Metode ini juga bisa efektif diterapkan jika penyampaiannya menggunakan bahasa yang jelas, mudah dipahami dan mengandung pesan-pesan yang bermutu sehingga memperkaya wawasan peserta didik secara kognitif. Metode ceramah juga bisa menyentuh qalbu peserta didik sehingga ceramah tidak hanya bersifat kognitif tetapi juga ranah apektif.
c. Metode Nasehat
Metode nasehat merupakan penyampaian kata-kata yang menyentuh hati dan disertai dengan keteladanan. Dengan demikian metode ini memadukan antara metode ceramah dengan keteladanan, namun lebih diarahkan kepada bahasa hati, tetapi bisa pula disampaikan dengan pendekatan rasional. Di dalam al-Qur’an juga dijelaskan tentang metode nasehat yang dilakukan oleh para nabi kepada kaumnya, seperi Nabi Shaleh As yang menasehati kaumnya agar menyembah Allah, dan Nabi Ibrahim AS yang menasehati ayahnya, agar menyembah Allah dan tidak lagi membuat patung . Begitu pula al-Qur’an mengisahkan Luqman memberi nasehat kepada anaknya agar menyembah Allah dan berbakti kepada orang tua serta melakukan sifat-sifat yang terpuji seperti yang terdapat dalam Q.S. Luqman/31: 12-13.

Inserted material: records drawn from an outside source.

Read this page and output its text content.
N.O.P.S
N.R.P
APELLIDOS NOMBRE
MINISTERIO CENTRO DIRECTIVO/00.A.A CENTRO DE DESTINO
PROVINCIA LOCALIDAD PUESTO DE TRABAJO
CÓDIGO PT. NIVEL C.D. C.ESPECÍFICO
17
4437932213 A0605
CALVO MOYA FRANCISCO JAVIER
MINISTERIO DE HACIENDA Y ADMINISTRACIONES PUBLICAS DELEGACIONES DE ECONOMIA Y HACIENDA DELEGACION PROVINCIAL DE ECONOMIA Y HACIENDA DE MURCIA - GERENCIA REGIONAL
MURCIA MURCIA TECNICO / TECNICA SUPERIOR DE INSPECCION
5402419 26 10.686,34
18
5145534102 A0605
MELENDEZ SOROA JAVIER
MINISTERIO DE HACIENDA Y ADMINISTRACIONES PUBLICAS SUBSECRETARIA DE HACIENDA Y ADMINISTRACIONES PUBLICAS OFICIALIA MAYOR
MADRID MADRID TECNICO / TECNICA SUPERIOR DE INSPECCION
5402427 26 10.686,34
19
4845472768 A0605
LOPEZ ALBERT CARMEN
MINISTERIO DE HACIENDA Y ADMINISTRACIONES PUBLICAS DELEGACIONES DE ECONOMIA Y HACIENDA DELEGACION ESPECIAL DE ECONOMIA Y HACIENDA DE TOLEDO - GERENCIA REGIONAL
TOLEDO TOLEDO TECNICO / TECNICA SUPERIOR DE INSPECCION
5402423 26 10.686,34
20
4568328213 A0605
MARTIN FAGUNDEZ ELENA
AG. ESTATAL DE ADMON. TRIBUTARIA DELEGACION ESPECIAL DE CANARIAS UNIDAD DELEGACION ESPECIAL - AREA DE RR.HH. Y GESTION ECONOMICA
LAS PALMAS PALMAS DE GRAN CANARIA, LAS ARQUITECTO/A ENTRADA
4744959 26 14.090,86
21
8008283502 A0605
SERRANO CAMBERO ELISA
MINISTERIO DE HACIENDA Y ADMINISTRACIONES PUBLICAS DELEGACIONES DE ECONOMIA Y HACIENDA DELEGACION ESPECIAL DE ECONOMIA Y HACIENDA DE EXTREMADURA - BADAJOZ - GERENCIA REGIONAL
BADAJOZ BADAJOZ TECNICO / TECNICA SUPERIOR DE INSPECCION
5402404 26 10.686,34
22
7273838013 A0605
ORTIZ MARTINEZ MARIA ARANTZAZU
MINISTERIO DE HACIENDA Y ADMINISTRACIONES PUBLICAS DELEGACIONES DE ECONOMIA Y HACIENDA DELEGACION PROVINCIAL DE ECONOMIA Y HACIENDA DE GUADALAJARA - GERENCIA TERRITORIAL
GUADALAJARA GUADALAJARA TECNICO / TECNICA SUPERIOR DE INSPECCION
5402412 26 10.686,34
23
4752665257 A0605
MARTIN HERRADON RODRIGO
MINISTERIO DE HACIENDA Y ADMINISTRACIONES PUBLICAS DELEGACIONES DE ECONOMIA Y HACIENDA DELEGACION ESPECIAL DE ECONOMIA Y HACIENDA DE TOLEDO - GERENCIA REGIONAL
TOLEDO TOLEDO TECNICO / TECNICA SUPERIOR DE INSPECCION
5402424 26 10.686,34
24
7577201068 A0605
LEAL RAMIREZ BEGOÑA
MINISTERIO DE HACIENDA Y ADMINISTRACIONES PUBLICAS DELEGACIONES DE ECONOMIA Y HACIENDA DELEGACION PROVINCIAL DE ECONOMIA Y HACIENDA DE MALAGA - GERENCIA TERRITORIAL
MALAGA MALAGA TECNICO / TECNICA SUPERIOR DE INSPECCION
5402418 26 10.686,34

Selain dari kisah nabi dan Luqman di atas, al-Qur’an sendiri mengandung ayat-ayat yang mengandung nasehat, seperti nasehat agar tidak mempersekutukan Allah dan berbuat baiklah kepada manusia. Dalam al-Qur’an juga terdapat nasehat yang berulang-ulang. Hal ini menunjukkan bahwa masalah yang dinasehati itu penting sesuai dengan konteksnya.
Abuddin Nata menegaskan bahwa al-Qur’an secara eksplisit menggunakan nasehat sebagai salah satu cara untuk menyampaikan suatu ajaran. Al-Qur’an berbicara tentang penasehat, yang dinasehati, obyek nasehat, situasi nasehat, dan latar belakang nasehat. Karenanya sebagai suatu metode pengajaran nasehat dapat diakui kebenarannya untuk diterapkan sebagai upaya mencapai suatu tujuan.
d. Metode Diskusi
Metode diskusi juga mendapat perhatian dalam al-Qur’an. Seperti dalam surat al-Nahl/16 ayat 125 dijelaskan agar kita mengajak ke jalan yang benar dnegan hikmah dan mau’izhah yang baik dan membantah mereka dengan berdiskusi dengan cara yang paling baik pula. Kemudian dalam surat al-Ankabut ayat 46 juga dijelaskan agar kita tidak berdebat dengan Ahli Kitab kecuali dengan cara yang paling baik.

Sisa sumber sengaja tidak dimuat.